To Guarantee A Contract, Use A Surety Bond

By Caressa Waechter

As a business owner, you need a surety bond to protect your best interests. Therefore, you have to choose the right surety bond company to make sure you are protected. When choosing from the many surety bond companies around, see to it that you exercise common sense when evaluating the companies according to their track records, reputation, and bonding processes.

Typically, the construction industry uses surety bonds for their projects. Simply speaking, a surety bond is just an agreement between the surety company, the contractor, and the owner. With a surety bond, the owner is guaranteed that his project will be finished by the contractor. Likewise, it also protects the owner when the contractor stops working on the project.

Surety bond companies are considered part of the insurance industry. The main role of these companies is to guarantee the commitment of the contractor to follow a contract. Some surety companies though may charge a premium for backing a contractor.

The risk associated with underwriting a contractor leads these companies to do extensive research on contractors they hold bond with. You can expect these surety companies to ask for references from the contractor as to their experience in completing a contract. Aside from this, surety companies will also investigate if the contractor has the necessary workforce and equipment to carry out the completion of the project. Other factors to be considered by surety companies include bank relationships, credit history, and current lines of credit.

Prior to working with a surety company, you should ask what other people have to say about them.
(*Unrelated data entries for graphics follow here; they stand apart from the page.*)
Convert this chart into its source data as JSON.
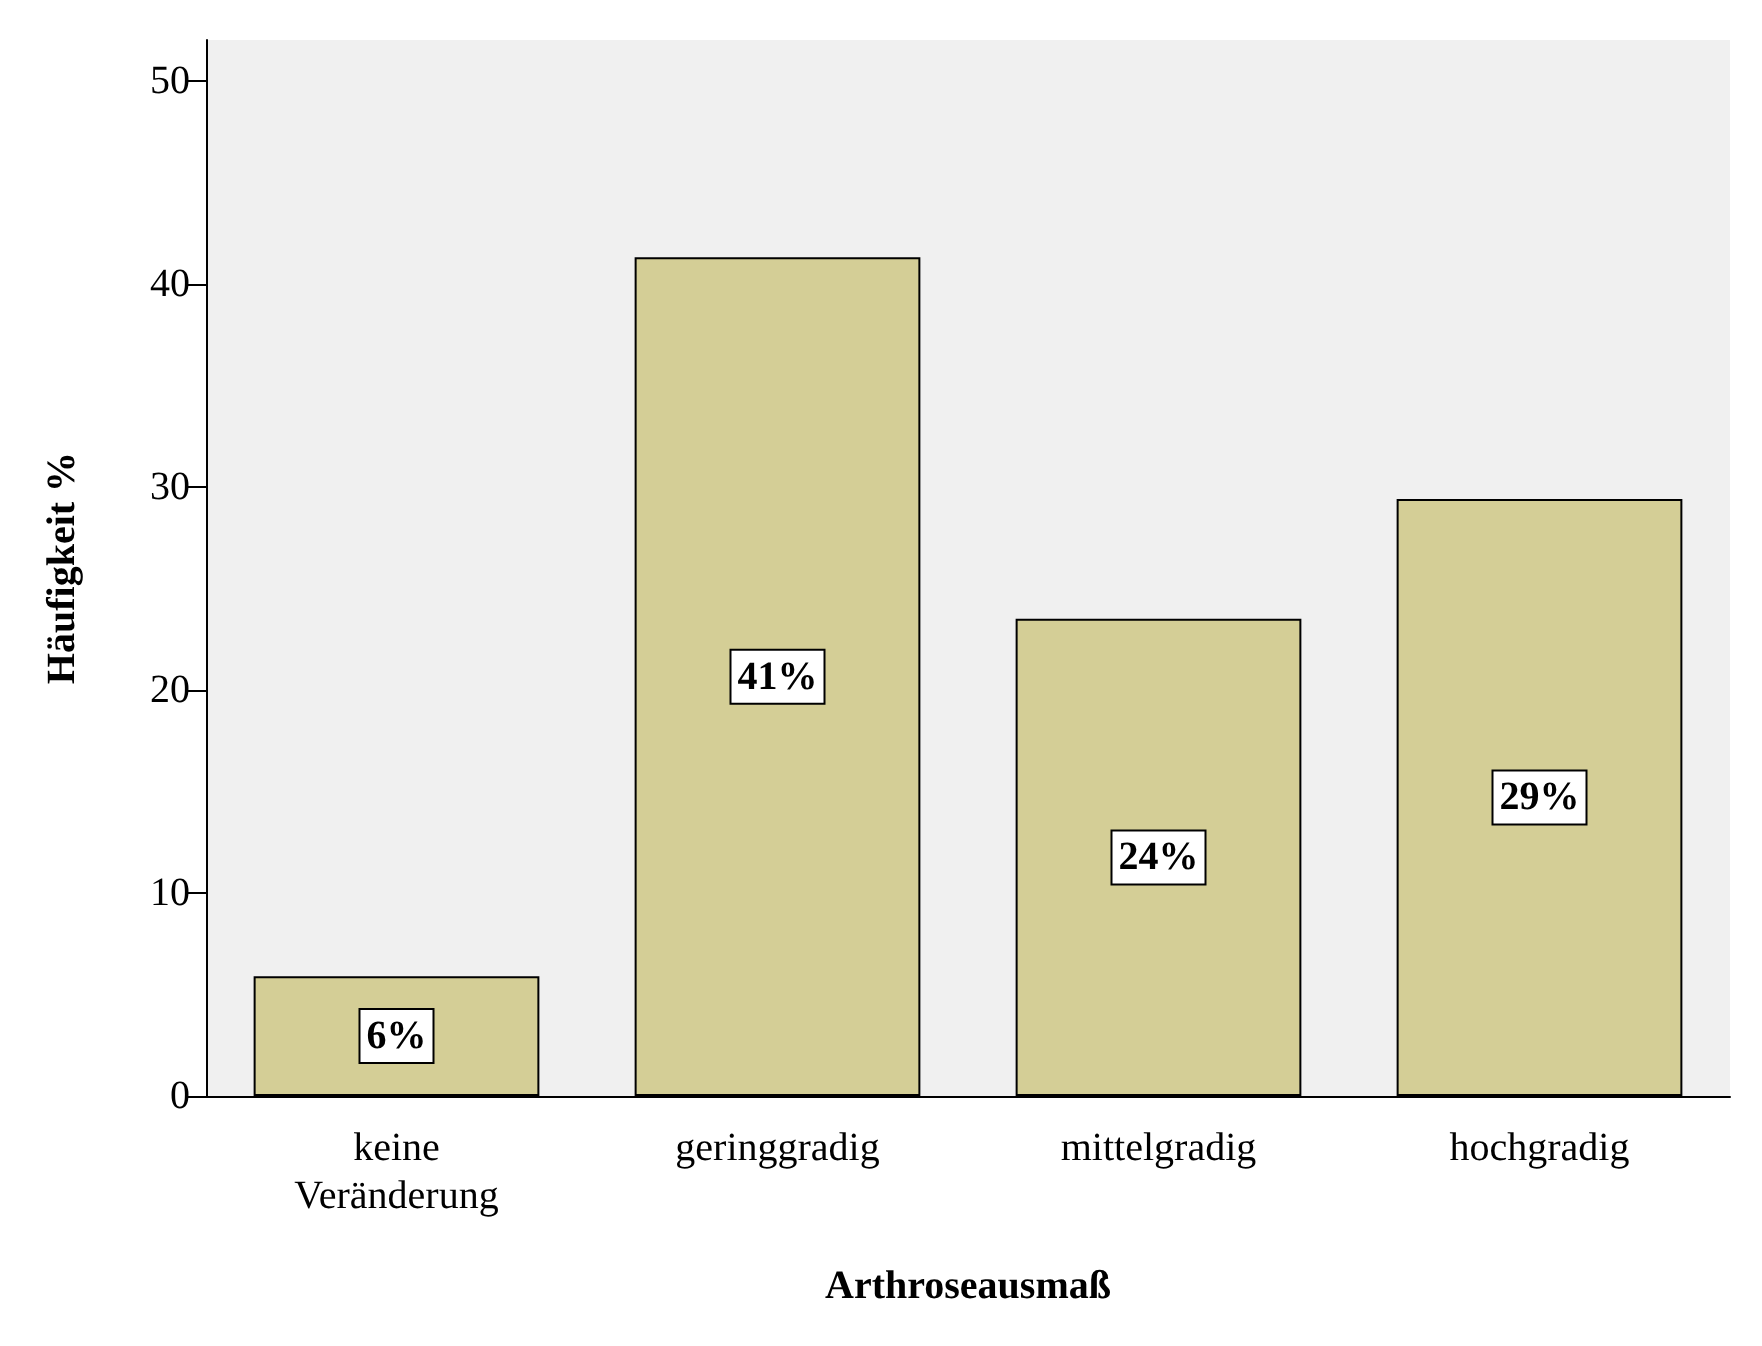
{
  "chart_data": {
    "type": "bar",
    "xlabel": "Arthroseausmaß",
    "ylabel": "Häufigkeit %",
    "categories": [
      "keine\nVeränderung",
      "geringgradig",
      "mittelgradig",
      "hochgradig"
    ],
    "values": [
      5.9,
      41.3,
      23.5,
      29.4
    ],
    "color": "#d4ce96",
    "value_labels": [
      "6%",
      "41%",
      "24%",
      "29%"
    ],
    "ylim": [
      0,
      52
    ],
    "yticks": [
      0,
      10,
      20,
      30,
      40,
      50
    ],
    "grid": false
  }
}
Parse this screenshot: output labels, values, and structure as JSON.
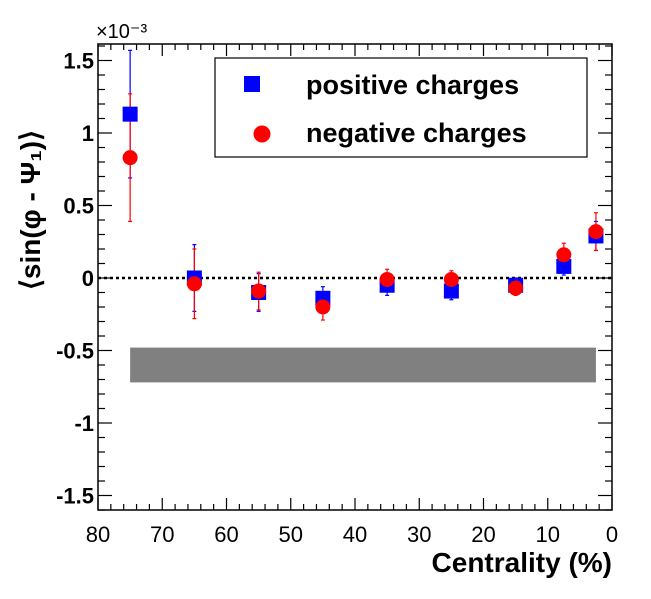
{
  "chart_data": {
    "type": "scatter",
    "title": "",
    "xlabel": "Centrality (%)",
    "ylabel": "⟨sin(φ - Ψ₁)⟩",
    "y_exponent_label": "×10⁻³",
    "xlim": [
      80,
      0
    ],
    "ylim": [
      -1.6,
      1.6
    ],
    "x_ticks": [
      80,
      70,
      60,
      50,
      40,
      30,
      20,
      10,
      0
    ],
    "x_tick_labels": [
      "80",
      "70",
      "60",
      "50",
      "40",
      "30",
      "20",
      "10",
      "0"
    ],
    "y_ticks": [
      -1.5,
      -1,
      -0.5,
      0,
      0.5,
      1,
      1.5
    ],
    "y_tick_labels": [
      "-1.5",
      "-1",
      "-0.5",
      "0",
      "0.5",
      "1",
      "1.5"
    ],
    "reference_line": 0,
    "systematic_band": {
      "x_range": [
        75,
        2.5
      ],
      "y_range": [
        -0.72,
        -0.48
      ],
      "color": "#808080"
    },
    "series": [
      {
        "name": "positive charges",
        "marker": "square",
        "color": "#0000ff",
        "x": [
          75,
          65,
          55,
          45,
          35,
          25,
          15,
          7.5,
          2.5
        ],
        "y": [
          1.13,
          0.0,
          -0.1,
          -0.14,
          -0.05,
          -0.09,
          -0.05,
          0.08,
          0.29
        ],
        "err": [
          0.44,
          0.23,
          0.13,
          0.08,
          0.07,
          0.06,
          0.05,
          0.06,
          0.1
        ]
      },
      {
        "name": "negative charges",
        "marker": "circle",
        "color": "#ff0000",
        "x": [
          75,
          65,
          55,
          45,
          35,
          25,
          15,
          7.5,
          2.5
        ],
        "y": [
          0.83,
          -0.04,
          -0.09,
          -0.2,
          -0.01,
          -0.01,
          -0.07,
          0.16,
          0.32
        ],
        "err": [
          0.44,
          0.24,
          0.13,
          0.09,
          0.07,
          0.06,
          0.05,
          0.08,
          0.13
        ]
      }
    ],
    "legend": {
      "position": "top-right",
      "entries": [
        "positive charges",
        "negative charges"
      ]
    }
  }
}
Consult other businessmen who have experienced working with these companies. Then, perform your own research and check if the company is licensed with the US Treasury Department. Another important thing to check about the company is the bonding process they employ when choosing their contractors.

Lastly, see to it that your communication lines are open with the surety bond company so they can properly underwrite the contractor and get you fully protected from any liabilities.